Nonetheless, in life there’s also failure with full stop. The kind of failure we don’t even want to take into consideration.
But there’s a quote that says: “when life gets you down on your knees, you’re in the perfect position to pray”.
Because failure also strips us of the inessential. It forces us into silence, where we can listen to the voice of our soul, after being distracted for so long with medals, prizes and shiny objects.
If frees us from the burden of our own ambitions, to make room only for what truly matters.

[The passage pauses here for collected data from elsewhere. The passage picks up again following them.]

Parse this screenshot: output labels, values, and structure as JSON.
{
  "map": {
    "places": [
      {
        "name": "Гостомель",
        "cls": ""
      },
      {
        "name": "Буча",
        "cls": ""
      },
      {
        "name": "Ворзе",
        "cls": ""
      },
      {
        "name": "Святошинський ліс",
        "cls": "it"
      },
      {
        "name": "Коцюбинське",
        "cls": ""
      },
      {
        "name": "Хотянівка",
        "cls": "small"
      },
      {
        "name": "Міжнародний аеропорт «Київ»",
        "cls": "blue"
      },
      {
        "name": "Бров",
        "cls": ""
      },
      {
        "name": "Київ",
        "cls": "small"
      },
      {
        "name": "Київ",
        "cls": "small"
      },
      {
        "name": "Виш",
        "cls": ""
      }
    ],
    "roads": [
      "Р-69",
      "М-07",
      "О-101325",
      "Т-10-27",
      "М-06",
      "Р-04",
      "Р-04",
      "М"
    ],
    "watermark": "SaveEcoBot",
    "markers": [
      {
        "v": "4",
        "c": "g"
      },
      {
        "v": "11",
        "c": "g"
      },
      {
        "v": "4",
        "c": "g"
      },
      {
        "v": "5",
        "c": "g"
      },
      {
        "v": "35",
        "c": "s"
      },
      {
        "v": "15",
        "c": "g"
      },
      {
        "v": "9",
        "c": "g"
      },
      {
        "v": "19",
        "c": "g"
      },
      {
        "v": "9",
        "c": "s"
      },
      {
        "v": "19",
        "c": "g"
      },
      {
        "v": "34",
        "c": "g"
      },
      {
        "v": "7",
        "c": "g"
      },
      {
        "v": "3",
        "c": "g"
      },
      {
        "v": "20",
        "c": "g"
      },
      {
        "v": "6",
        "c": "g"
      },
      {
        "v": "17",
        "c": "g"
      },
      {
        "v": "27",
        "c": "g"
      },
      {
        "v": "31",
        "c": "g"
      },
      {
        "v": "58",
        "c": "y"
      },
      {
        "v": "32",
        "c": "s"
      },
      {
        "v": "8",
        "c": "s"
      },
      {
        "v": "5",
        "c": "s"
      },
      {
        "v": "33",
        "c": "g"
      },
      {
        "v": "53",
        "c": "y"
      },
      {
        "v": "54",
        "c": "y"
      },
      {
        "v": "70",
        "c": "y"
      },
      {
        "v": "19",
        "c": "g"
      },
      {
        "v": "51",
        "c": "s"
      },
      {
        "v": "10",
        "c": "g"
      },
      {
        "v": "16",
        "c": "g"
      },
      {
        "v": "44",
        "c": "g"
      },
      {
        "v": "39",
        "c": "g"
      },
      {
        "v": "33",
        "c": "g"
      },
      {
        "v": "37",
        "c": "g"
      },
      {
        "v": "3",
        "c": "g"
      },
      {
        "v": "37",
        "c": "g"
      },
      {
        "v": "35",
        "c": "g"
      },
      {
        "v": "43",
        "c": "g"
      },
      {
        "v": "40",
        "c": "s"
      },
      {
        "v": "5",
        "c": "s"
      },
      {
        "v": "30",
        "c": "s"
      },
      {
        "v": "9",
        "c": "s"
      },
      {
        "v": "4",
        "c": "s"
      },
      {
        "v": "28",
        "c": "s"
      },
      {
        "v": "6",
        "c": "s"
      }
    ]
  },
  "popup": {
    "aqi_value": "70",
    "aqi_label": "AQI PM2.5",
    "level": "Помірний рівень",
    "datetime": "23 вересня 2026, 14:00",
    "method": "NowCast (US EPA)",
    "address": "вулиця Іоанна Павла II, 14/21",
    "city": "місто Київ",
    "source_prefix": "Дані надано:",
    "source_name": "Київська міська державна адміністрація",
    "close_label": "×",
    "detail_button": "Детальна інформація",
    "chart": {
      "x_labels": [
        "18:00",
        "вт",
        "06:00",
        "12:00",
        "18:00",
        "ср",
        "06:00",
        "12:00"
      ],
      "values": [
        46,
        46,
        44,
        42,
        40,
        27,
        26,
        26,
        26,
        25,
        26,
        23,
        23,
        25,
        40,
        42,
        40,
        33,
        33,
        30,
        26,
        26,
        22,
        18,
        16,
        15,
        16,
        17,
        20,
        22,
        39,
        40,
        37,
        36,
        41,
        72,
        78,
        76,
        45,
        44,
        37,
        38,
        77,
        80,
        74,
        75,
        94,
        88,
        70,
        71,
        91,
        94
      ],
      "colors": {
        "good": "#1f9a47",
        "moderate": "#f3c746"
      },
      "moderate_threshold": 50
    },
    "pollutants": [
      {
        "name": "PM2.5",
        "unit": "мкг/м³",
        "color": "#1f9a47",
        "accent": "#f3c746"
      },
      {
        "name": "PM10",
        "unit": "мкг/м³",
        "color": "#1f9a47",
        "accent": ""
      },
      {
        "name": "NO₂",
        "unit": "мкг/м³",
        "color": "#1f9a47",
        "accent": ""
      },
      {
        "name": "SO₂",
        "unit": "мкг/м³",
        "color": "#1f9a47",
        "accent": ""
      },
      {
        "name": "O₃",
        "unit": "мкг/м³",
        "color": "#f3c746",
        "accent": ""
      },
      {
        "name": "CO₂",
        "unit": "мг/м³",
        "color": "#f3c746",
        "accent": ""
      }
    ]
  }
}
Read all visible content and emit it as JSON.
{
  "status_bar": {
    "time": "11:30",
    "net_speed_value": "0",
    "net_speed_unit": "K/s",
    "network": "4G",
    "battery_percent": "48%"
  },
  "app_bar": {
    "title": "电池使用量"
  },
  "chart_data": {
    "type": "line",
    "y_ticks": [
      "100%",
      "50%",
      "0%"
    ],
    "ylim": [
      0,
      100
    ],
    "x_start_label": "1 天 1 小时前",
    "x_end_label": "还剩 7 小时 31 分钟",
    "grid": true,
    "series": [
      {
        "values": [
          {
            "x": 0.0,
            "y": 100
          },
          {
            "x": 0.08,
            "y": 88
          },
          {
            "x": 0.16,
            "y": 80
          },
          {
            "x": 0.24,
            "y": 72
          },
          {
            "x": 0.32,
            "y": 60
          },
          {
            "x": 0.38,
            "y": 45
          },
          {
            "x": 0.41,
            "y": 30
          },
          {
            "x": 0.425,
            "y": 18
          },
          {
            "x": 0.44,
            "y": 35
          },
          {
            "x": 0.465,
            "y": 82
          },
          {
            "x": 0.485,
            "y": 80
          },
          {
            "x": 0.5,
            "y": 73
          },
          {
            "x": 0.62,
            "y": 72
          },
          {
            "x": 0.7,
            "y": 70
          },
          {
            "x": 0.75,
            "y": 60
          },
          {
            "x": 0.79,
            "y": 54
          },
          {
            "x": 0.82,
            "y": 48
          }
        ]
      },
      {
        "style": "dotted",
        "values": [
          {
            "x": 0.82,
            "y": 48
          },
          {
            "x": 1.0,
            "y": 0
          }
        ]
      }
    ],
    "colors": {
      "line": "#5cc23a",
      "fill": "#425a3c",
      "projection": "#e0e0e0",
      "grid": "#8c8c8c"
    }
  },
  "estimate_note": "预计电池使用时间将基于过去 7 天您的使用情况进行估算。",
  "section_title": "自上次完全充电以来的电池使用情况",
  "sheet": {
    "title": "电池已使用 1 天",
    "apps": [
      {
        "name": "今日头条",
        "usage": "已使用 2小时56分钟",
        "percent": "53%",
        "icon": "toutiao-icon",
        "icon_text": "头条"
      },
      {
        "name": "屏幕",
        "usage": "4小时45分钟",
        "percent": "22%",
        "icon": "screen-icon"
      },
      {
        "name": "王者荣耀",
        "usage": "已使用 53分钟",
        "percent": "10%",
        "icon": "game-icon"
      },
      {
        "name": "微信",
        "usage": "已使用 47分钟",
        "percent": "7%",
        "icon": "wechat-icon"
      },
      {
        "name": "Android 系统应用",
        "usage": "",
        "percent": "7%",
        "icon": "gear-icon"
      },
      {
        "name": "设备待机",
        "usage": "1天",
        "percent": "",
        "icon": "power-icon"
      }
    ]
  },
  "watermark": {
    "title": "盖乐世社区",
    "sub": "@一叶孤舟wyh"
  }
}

To make us restart from what we honestly love, because it’s only with the power of love that we can get back up, not with the power of ambition, envy, competition or complacency.
when life gets you down on your knees, you’re in the perfect position to pray
Even Steve Jobs was booted out of the company he’d founded and — at his lowest point — rediscovered the authentic love for just doing his work at his very core, independently of all successes, and subsequently entered one of the most creative phases of his life, during which he gave birth to companies like Pixar and NeXT.
But even if we fell down to our knees and weren’t able to ever get back to where we came from, in the end what would it matter for?
What truly matters is that even without any medal or award, we’re all on a heroic journey: losing everyone we love, accepting the wasting away of our body, the eventual dissipation of all beauty and power, the fleeting nature of every instant. And we’re here to learn that in the end, just to give ourselves a little love and compassion, we don’t need to finish first, second or third. Yes, we can also finish last.